BUFFALO - It's not something parents want to hear, but the Buffalo Public School District has the highest teen pregnancy rate in the state and the highest STD rate in our area.
The statistics come from an alarming report released earlier this week about sexual activity among Buffalo students.
2 On Your Side heard from some students Thursday about the issue, as the school district starts to hold forums to address the problem.
"A lot of younger kids, from like the ages of 12 and up are having sex," said one student.
Dante Melvin, a student at a local charter school said, "[Boys] talk about how many girls they did, what they wanted to do while they was doing them or something like that."
One of the big issues in Buffalo's public schools is how to get disturbing numbers on sexual activity among students down.
The school district's report showed that half of high school students have had sex. Also, nearly half of them are sexually active right now and more than 10 percent of them had sex before they were 13-years-old.
"Me being in 12th grade now, from my freshman year I see now who talks more, who talks less. Freshmen, they came to high school and now they just going wild," said Rande Mosley, who attends a local charter school in Buffalo.
A group of three students who 2 On Your Side talked to think the majority of Buffalo students by far are sexually active. They say they got sex ed in elementary school and now that they're older they've learned about birth control and safe sex. They think one major failure is that sex education isn't taught at every school level.
"I think that [health] class should be taught in middle school more so, and if you're just coming in as a freshman. I'm a junior, I'm just taking health," said Dyamond Ferebe, a student.
Buffalo school leaders say now that they know of the issue, they're dealing with it by, in part, hearing from the community at public forums. The first one was held Thursday at South Park High. Officials say that a new policy is in operation this year to make sex ed teaching more consistent. And that students will be learning more about self-respect, relationship-building and that books will be updated.
"So we know that everybody's getting it, so we know everybody's teaching it, we have to do staff development we have to retrain our teachers to make sure they get it that they have a comfort level," said Assunta Ventresca, a health director for Buffalo schools.

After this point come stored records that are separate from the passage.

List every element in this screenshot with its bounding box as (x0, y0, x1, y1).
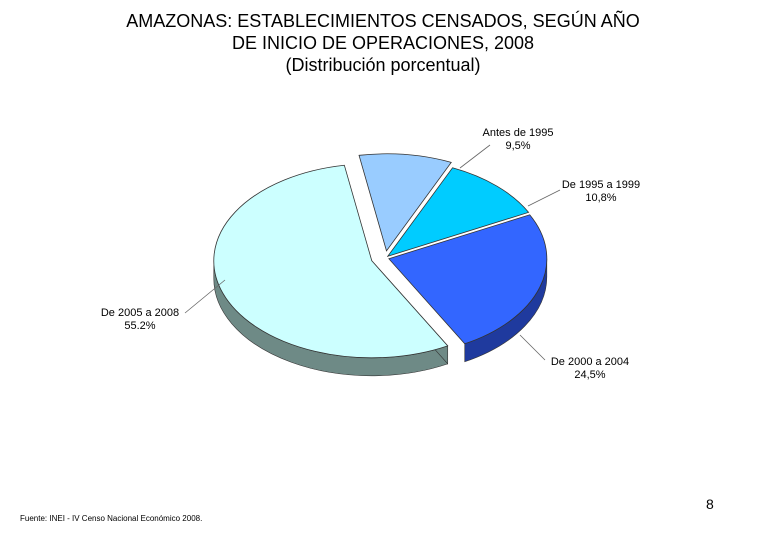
page-number: 8 (706, 496, 714, 512)
slice-label-2: De 2000 a 2004 (551, 356, 629, 368)
slice-label-0: Antes de 1995 (483, 127, 554, 139)
leader-line-3 (184, 279, 226, 314)
slice-value-0: 9,5% (505, 140, 530, 152)
title-line-2: DE INICIO DE OPERACIONES, 2008 (231, 33, 535, 53)
pie-slice-antes-de-1995 (358, 153, 452, 252)
pie-slice-de-1995-a-1999 (386, 167, 530, 258)
pie-tops (213, 153, 548, 359)
pie-slice-de-2005-a-2008 (213, 164, 449, 359)
pie-slice-de-2000-a-2004 (388, 214, 548, 345)
slice-value-3: 55.2% (124, 320, 155, 332)
source-footnote: Fuente: INEI - IV Censo Nacional Económi… (20, 514, 203, 523)
slice-label-3: De 2005 a 2008 (101, 307, 179, 319)
leader-line-2 (519, 334, 546, 361)
leader-line-0 (459, 144, 491, 169)
slice-value-2: 24,5% (574, 369, 605, 381)
leader-line-1 (527, 189, 561, 207)
chart-title: AMAZONAS: ESTABLECIMIENTOS CENSADOS, SEG… (0, 10, 766, 76)
slice-label-1: De 1995 a 1999 (562, 179, 640, 191)
title-line-3: (Distribución porcentual) (285, 55, 481, 75)
title-line-1: AMAZONAS: ESTABLECIMIENTOS CENSADOS, SEG… (126, 11, 640, 31)
slice-value-1: 10,8% (585, 192, 616, 204)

Officials say the new policy will take time to implement and that it'll take parents and the community to come together. Students also say they want their schools to show them some of the consequences of having children when they're minors.
Some students say that they learn more from reality television shows about sex education than they do from their schools.
On the issue of "sexting" or "sex texting," students say they're more aware of the dangers of sending sexually explicit comments or photos by phone, because it can easily get online and possibly damage lives.
Buffalo schools plan to survey students every two years about sex ed and other topics impacting their lives.
Here are some future forums:
Sept. 27, 6:30 p.m., East Buffalo Forum at East High School Auditorium.
Oct. 4, 6:30 p.m., West Buffalo Forum at West Lafayette High School Auditorium.
Oct. 11, 6:30 p.m., North Buffalo Forum at Bennett High School Auditorium.